Secondo Gianluca Mirante, Director, Italy, Cyprus, Greece & Malta — Hong Kong Trade Development Council, la metropoli cinese “deve essere vista come un facilitatore per entrare non solo in Cina continentale, ma anche nel resto dell’Asia. Hong Kong è un porto franco con regole chiare: se si ha un progetto valido di interesse, si possono addirittura trovare degli investitori interessati a far crescere le aziende italiane in quel mercato asiatico, posizionandosi proprio nell’hub di Hong Kong”.

“Quello che serve alle piccole medie aziende italiane è sicuramente organizzarsi e fare sistema, possibilmente per ottimizzare non solo i costi di accesso – ha spiegato – Ma soprattutto la promozione, che non possiamo lasciare all’appannaggio di una singola piccola e media impresa nel promuovere il settore di cui si occupa. Quindi il discorso di far sistema è importantissimo per accedere. I settori [più attrattivi, ndr] sono tendenzialmente quelli che inglobano i lifestyle, i prodotti lifestyle, innovazione, l’healthcare,arte e cultura”. “Per sostenere concretamente gli scambi tra Italia e Cina, DHL Express svolge un ruolo chiave nel supportare l’internazionalizzazione delle imprese italiane, assicurando connessioni rapide e affidabili e una gestione efficiente dei flussi logistici ad alto valore” – ha affermato Antonella Sada, Head of Public Affairs, Brand & Comms and Sustainability di DHL Express Italy I volumi testimoniano la rilevanza di questi scambi: l’export verso la Cina, includendo Cina continentale, Hong Kong e Macao, che transita attraverso l’hub di Malpensa si attesta intorno a 1 milione di spedizioni all’anno, mentre l’import supera i 2 milioni.
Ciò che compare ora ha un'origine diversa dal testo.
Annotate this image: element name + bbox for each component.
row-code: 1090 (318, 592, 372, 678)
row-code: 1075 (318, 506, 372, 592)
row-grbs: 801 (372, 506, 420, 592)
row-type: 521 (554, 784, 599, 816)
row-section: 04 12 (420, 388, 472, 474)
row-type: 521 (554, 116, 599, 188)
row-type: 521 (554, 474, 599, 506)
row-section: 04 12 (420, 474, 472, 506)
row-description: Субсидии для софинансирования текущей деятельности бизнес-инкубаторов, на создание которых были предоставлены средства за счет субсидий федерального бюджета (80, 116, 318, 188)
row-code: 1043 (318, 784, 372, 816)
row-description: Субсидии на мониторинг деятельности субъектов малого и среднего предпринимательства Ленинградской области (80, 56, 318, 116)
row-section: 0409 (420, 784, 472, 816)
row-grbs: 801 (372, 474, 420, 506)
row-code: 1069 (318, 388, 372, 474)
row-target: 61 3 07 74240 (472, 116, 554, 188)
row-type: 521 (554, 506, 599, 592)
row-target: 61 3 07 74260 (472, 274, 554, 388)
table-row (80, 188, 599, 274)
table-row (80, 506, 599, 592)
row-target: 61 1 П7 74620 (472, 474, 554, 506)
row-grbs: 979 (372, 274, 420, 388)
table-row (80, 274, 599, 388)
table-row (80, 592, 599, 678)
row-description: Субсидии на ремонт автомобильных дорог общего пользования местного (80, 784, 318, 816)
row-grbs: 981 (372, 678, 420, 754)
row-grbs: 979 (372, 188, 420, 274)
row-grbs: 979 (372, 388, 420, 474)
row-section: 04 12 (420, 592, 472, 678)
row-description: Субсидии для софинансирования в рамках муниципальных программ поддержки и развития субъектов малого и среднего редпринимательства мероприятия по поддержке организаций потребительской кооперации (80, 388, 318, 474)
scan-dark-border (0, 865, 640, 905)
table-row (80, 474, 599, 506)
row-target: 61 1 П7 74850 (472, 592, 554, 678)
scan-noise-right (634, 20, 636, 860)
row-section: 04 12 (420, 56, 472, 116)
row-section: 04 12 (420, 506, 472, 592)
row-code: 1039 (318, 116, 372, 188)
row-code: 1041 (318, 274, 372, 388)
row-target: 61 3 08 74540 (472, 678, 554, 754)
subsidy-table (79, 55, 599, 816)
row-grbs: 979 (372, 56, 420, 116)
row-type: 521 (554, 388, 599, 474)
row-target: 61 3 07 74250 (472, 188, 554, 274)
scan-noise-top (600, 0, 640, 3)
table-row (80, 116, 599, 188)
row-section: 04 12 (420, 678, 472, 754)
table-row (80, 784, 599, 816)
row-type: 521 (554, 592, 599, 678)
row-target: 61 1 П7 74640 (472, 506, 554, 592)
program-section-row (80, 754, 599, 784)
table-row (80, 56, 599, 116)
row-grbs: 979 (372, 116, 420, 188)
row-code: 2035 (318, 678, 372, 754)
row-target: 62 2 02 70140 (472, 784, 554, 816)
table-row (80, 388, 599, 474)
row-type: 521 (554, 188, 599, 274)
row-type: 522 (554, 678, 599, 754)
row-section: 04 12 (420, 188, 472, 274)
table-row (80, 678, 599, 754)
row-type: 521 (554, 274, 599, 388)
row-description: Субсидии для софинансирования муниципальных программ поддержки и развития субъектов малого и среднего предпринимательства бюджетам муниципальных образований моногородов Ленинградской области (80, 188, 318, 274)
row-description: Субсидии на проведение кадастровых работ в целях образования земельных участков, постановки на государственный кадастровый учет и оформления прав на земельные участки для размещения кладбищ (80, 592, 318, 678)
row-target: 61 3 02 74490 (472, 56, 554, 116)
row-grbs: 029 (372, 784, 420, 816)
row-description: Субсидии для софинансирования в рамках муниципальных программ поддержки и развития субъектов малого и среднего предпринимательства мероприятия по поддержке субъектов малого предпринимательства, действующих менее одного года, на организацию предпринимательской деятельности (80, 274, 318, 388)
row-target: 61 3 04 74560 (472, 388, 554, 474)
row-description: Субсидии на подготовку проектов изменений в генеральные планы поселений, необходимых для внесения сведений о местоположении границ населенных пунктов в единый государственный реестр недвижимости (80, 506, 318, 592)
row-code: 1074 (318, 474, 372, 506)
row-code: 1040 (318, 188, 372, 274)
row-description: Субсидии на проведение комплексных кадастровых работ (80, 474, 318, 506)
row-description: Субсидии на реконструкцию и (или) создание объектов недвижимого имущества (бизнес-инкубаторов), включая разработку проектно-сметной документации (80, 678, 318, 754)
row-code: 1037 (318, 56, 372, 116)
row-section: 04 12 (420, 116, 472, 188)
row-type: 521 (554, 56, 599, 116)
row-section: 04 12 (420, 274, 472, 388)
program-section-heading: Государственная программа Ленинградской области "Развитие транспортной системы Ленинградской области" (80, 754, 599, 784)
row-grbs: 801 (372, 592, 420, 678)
A trainare l’export sono soprattutto i settori più innovativi, con l’high tech in crescita del +40% e il life science & healthcare del +27%, affiancati da segnali positivi anche per automotive & transportation (+7%)”.

“DHL Express è presente capillarmente in Cina con una rete altamente sviluppata operando infatti in 390 città, servite attraverso 142 service center di proprietà, con il supporto di più di 7.100 specialisti internazionali certificati. Il network aereo conta oltre 350 voli settimanali, articolati su un hub regionale a Shanghai e 11 gateway strategici. Con oltre 121.000 clienti businesse una quota pari a circa il 60% dei volumi espressi internazionali sulla tratta Europa-Cina, DHL Express conferma una posizione di leadership nel supportare le relazioni commerciali tra i due mercati.” ha affermato Qi Tan, Head of China Business Development EUd di DHL Express China.